Le pensioni saranno uguali per tutti: la riforma che nessuno vuole

La società italiana, come quella di tutti i Paesi ad alto e medio reddito, si è trasformata e invecchia. Nel 1939 l’aspettativa di vita alla nascita era pari a 59 anni e mezzo, per poi scendere nel 1943 a causa della Seconda guerra mondiale a 49, e risalire a 59 anni nel 1946. Dalla fine della Seconda guerra mondiale in Italia la vita media si è allungata di oltre 23 anni. Sempre nel 1939 la mortalità infantile nei primi 5 anni di vita colpiva 170 nati ogni mille, ma molti altri non arrivavano ai 18 anni e oggi si è pressoché azzerata. La popolazione, che era per oltre la metà rurale e agricola, è oggi occupata nell’industria e nel terziario.

Per le donne, la metà della popolazione italiana, la parità di genere non è completamente raggiunta ma rispetto al 1946, quando con enorme ritardo è stato dato il diritto di voto, oggi le scuole superiori e l’università vedono una prevalenza femminile.

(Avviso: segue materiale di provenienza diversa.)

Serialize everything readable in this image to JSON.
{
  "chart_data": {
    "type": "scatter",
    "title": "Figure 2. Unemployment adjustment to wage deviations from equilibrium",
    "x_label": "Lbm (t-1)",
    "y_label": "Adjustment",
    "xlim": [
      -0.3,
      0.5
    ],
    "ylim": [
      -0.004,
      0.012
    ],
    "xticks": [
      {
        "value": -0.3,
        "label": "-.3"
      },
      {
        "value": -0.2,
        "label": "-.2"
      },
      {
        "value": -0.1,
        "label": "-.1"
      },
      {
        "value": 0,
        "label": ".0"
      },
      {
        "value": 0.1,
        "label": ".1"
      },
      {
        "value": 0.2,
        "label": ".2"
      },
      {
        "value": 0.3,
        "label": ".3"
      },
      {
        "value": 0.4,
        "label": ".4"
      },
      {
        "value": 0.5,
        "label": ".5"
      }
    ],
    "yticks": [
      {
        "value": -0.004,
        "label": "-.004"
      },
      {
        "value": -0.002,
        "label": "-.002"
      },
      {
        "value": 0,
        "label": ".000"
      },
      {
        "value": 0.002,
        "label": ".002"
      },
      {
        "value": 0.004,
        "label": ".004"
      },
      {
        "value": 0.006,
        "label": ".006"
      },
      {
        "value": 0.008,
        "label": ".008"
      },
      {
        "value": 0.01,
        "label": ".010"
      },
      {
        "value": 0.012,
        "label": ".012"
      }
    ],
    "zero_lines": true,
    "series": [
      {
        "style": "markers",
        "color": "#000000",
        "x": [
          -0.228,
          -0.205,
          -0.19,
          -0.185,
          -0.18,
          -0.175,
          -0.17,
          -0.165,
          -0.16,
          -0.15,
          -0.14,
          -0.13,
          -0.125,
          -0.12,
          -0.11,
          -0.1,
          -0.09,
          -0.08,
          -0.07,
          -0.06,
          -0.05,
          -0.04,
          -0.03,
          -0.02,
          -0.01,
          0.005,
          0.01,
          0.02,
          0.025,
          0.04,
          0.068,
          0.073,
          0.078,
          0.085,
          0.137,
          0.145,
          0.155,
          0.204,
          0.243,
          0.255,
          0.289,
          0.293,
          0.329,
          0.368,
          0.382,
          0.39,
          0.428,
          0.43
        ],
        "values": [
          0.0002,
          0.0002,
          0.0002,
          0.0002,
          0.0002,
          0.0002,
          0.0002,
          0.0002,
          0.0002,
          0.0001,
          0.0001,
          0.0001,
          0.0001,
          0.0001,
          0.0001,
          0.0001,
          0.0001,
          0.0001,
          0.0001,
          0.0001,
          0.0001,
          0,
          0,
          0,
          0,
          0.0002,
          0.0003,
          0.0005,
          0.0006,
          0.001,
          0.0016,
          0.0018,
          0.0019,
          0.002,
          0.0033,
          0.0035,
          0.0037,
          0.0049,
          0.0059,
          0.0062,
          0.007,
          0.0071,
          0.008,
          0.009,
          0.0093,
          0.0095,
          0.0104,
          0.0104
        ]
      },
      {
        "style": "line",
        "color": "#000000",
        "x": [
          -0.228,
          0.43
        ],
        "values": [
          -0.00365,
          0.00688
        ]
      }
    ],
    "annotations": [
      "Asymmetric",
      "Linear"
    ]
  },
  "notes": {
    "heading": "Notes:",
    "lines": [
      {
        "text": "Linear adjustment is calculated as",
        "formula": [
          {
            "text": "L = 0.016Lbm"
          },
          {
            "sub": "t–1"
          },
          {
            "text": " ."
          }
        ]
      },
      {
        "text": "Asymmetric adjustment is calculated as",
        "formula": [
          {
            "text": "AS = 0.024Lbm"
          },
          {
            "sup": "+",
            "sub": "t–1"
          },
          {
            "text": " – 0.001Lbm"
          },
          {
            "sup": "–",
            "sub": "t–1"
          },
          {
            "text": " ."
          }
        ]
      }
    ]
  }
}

Per tutte queste ragioni la demografia per il nostro Paese è già scritta e la composizione per età nel 2045/50, picco massimo dell’invecchiamento, salvo improbabili e non auspicabili grandi flussi migratori, è già nota nei minimi particolari.

Ciò avrà grandi riflessi sul nostro modello di welfare e in particolare su pensioni, sanità e soprattutto sostegno per la non autosufficienza, considerando che gli ultra 65enni sono oggi il 24% della popolazione (14,16 milioni) e sono destinati a diventare oltre il 35% nel 2045/2050. Gli ultraottantenni, oggi quasi 4,5 milioni, gli ultranovantenni (circa 800mila) e ultra centenari oggi oltre 20mila, sono destinati a raddoppiare.

Età e requisiti per andare in pensione 2024

Negli ultimi anni si sono susseguite numerose modifiche legislative che hanno cambiato i requisiti e le età per andare in pensione. L’esigenza di fondo è di risparmiare sulla spesa previdenziale, uno dei capitoli più pesanti per il bilancio pubblico. La situazione si è particolarmente aggravata negli ultimi anni per l’andamento demografico, che vede da una parte l’invecchiamento della popolazione, dovuto all’aumento della vita media (o meglio speranza di vita) e, contemporaneamente, una forte denatalità per cui le giovani generazioni, che pagano i contributi per finanziare le pensioni, sono sempre meno numerose. Inoltre, per la crisi dell’occupazione stabile, versano sempre meno contributi.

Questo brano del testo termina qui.